As mentioned, prior to 2018, Wright had not had as much luck with creating pressure for opposing backfields. He also hadn’t had a ton of chances to prove himself overall, both due to injury and a lack of playing time. A 13-game starter in 2018, Wright had played in 14 games total over the previous two years after redshirting in 2015. With a starter’s slate of minutes to work with, he certainly exhibited that he was more than capable of destroying opposing offenses and their game plans, supplying 55 total tackles, a forced fumble and a fumble recovery to go along with his burgeoning pass rushing numbers. Of those total tackles, 26 came by way of solo efforts and 29 were assisted, showing that Wright worked well with his teammates and within UC’s schemes to bring ball carriers down.

Wright was at the peak of his powers right from the word go in 2018. In a stunning season-opening victory against UCLA, Wright kept the Bruins on edge all game by securing two sacks and three total tackles for loss.
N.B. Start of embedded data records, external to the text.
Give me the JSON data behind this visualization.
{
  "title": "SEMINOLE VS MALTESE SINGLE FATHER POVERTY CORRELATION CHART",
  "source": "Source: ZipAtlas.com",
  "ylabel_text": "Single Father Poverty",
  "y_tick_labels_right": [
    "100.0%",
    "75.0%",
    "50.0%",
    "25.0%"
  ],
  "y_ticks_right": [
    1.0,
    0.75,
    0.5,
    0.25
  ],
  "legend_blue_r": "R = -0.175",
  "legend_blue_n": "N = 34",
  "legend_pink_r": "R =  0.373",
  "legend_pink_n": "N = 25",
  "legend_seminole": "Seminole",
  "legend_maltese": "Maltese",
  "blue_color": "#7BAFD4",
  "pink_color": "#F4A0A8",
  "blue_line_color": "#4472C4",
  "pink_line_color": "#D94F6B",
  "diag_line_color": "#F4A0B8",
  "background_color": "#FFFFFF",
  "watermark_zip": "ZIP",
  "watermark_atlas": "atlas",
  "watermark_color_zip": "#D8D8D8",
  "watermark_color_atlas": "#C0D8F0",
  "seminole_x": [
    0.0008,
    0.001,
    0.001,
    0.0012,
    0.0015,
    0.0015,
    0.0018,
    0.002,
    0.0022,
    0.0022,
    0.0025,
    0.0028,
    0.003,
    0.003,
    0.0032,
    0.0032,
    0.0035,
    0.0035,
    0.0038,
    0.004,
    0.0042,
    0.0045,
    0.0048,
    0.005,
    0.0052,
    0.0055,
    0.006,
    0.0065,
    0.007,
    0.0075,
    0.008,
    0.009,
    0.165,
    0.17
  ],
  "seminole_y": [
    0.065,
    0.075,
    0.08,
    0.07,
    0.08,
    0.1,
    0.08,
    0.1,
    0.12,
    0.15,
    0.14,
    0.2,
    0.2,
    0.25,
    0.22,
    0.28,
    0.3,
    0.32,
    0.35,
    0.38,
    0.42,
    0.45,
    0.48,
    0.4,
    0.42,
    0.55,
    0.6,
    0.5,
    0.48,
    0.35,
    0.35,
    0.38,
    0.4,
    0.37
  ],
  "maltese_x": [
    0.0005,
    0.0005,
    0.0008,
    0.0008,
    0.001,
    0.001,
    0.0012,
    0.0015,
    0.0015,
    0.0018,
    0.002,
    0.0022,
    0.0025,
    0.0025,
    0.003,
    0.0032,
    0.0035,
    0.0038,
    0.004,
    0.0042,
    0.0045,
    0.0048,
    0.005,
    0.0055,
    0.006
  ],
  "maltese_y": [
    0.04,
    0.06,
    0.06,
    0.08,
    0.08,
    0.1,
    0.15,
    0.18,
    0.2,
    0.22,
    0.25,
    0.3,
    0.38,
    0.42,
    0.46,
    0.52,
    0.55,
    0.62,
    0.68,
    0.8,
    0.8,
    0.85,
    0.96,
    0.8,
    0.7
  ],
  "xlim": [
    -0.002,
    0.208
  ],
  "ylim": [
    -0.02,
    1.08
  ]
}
He would provide strong efforts throughout the season, of course, such as when he had eight solo tackles and a sack against SMU, but he was at his most devastating against the Bruins. I wonder if they’ll remember that when the Bearcats host UCLA to begin the 2019 campaign.

Due to the fact that he was often sent rushing in to break up blockers on the offensive line and pressure the quarterback, Wright’s work in pass coverage was not always highlighted or required last season. However, he has shown that he is capable in that area before. In 2017 he had three passes defended and an interception. His role changed a bit in 2018 but if he has to drop back and cover more in 2019, he should be able to handle the responsibility just fine.

Now that Cortez Broughton, Kimoni Fitz and Marquise Copeland are gone, Wright will be leading the charge on the pass rush for the Bearcats along with Michael Pitts. For a defense that should remain one of the stoutest in the AAC, Wright’s efforts in creating pressure will be paramount to their success, especially if he can push his fellow linebackers to greater efficiency in that area as well.